Alteration of public keys[edit]
Another potential security vulnerability in using asymmetric keys is the possibility of a "man-in-the-middle" attack, in which the communication of public keys is intercepted by a third party (the "man in the middle") and then modified to provide different public keys instead. Encrypted messages and responses must also be intercepted, decrypted, and re-encrypted by the attacker using the correct public keys for different communication segments, in all instances, so as to avoid suspicion.
This attack may seem to be difficult to implement in practice, but it is not impossible when using insecure media (e.g., public networks, such as the Internet or wireless forms of communications) – for example, a malicious staff member at an Internet Service Provider (ISP) might find it quite easy to carry out.[citation needed]

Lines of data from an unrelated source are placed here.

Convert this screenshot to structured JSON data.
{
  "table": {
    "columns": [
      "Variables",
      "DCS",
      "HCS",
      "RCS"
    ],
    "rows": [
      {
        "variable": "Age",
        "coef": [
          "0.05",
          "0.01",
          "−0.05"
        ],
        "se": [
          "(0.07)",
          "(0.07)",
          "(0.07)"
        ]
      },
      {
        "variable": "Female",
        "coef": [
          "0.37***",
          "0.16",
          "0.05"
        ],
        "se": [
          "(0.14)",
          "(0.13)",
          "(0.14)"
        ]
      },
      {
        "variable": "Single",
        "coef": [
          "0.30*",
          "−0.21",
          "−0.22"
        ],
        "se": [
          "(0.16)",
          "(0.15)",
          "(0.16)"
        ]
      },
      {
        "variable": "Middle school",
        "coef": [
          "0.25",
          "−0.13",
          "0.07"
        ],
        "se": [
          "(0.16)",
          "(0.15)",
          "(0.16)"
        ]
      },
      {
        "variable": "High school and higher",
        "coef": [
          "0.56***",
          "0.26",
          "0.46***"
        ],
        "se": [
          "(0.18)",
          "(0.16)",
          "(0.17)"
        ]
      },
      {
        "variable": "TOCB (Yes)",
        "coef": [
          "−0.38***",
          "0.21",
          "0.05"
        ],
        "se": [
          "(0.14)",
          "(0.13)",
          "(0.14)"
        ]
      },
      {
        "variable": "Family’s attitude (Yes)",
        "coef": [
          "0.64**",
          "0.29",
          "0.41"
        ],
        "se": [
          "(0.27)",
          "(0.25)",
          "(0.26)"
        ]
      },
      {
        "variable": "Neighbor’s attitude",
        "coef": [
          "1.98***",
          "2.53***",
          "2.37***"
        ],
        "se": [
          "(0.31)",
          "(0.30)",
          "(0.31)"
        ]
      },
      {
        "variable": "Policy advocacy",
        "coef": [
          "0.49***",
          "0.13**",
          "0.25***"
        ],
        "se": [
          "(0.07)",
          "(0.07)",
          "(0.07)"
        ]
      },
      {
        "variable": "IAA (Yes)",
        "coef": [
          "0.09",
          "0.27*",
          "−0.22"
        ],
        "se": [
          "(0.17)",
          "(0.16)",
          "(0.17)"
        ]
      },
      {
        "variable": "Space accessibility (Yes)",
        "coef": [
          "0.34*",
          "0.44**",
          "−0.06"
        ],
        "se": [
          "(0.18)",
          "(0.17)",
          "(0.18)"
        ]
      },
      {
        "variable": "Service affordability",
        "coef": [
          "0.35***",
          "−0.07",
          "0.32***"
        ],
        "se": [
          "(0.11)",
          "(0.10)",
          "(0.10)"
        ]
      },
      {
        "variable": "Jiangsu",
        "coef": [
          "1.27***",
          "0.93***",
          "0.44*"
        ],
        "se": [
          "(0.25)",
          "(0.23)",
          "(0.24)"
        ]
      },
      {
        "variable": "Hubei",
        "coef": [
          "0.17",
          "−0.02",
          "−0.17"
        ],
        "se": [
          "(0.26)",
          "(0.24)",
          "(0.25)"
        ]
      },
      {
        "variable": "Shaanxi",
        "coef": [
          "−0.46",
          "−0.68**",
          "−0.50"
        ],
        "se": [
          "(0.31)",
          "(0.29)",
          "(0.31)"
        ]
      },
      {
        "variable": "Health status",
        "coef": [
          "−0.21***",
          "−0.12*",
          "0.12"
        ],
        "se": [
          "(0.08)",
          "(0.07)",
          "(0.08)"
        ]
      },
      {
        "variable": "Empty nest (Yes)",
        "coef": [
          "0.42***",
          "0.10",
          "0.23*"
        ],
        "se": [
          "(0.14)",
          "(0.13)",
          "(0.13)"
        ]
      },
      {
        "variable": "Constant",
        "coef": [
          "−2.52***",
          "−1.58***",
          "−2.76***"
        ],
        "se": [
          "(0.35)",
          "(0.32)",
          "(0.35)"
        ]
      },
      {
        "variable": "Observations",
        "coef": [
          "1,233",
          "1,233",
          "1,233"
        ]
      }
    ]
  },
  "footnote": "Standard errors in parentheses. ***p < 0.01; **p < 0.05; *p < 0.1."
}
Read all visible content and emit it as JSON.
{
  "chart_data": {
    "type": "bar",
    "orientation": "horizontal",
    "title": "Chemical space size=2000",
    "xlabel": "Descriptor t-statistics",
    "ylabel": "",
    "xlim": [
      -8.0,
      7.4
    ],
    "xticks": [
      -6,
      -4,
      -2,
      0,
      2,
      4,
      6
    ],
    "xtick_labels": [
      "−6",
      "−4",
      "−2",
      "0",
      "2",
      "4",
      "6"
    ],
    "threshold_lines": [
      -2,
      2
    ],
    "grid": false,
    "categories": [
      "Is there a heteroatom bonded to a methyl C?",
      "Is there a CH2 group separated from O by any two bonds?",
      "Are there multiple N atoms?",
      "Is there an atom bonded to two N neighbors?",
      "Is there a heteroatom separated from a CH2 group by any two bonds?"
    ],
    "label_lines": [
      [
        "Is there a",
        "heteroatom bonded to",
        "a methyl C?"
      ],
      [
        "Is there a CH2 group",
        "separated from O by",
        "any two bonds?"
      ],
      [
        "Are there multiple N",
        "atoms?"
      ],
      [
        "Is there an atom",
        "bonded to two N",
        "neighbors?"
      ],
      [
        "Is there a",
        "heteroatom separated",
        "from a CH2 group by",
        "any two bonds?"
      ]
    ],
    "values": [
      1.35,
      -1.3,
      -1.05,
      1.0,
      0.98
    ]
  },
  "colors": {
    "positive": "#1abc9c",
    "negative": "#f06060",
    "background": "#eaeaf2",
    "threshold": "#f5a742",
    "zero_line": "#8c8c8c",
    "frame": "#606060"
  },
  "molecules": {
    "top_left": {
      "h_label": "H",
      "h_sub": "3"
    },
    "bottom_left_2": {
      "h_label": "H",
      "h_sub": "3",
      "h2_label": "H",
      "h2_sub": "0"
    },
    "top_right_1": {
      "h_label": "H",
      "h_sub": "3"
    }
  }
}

Public key infrastructure[edit]
One approach to prevent such attacks involves the use of a public key infrastructure (PKI); a set of roles, policies, and procedures needed to create, manage, distribute, use, store and revoke digital certificates and manage public-key encryption. However, this in turn has potential weaknesses.
For example, the certificate authority issuing the certificate must be trusted to have properly checked the identity of the key-holder, must ensure the correctness of the public key when it issues a certificate, must be secure from computer piracy, and must have made arrangements with all participants to check all their certificates before protected communications can begin. Web browsers, for instance, are supplied with a long list of "self-signed identity certificates" from PKI providers – these are used to check the bona fides of the certificate authority and then, in a second step, the certificates of potential communicators. An attacker who could subvert any single one of those certificate authorities into issuing a certificate for a bogus public key could then mount a "man-in-the-middle" attack as easily as if the certificate scheme were not used at all. In an alternate scenario rarely discussed[citation needed], an attacker who penetrated an authority's servers and obtained its store of certificates and keys (public and private) would be able to spoof, masquerade, decrypt, and forge transactions without limit.
Despite its theoretical and potential problems, this approach is widely used. Examples include TLS and its predecessor SSL, which are commonly used to provide security for web browser transactions (for example, to securely send credit card details to an online store).
Aside from the resistance to attack of a particular key pair, the security of the certification hierarchy must be considered when deploying public key systems. Some certificate authority – usually a purpose-built program running on a server computer – vouches for the identities assigned to specific private keys by producing a digital certificate. Public key digital certificates are typically valid for several years at a time, so the associated private keys must be held securely over that time. When a private key used for certificate creation higher in the PKI server hierarchy is compromised, or accidentally disclosed, then a "man-in-the-middle attack" is possible, making any subordinate certificate wholly insecure.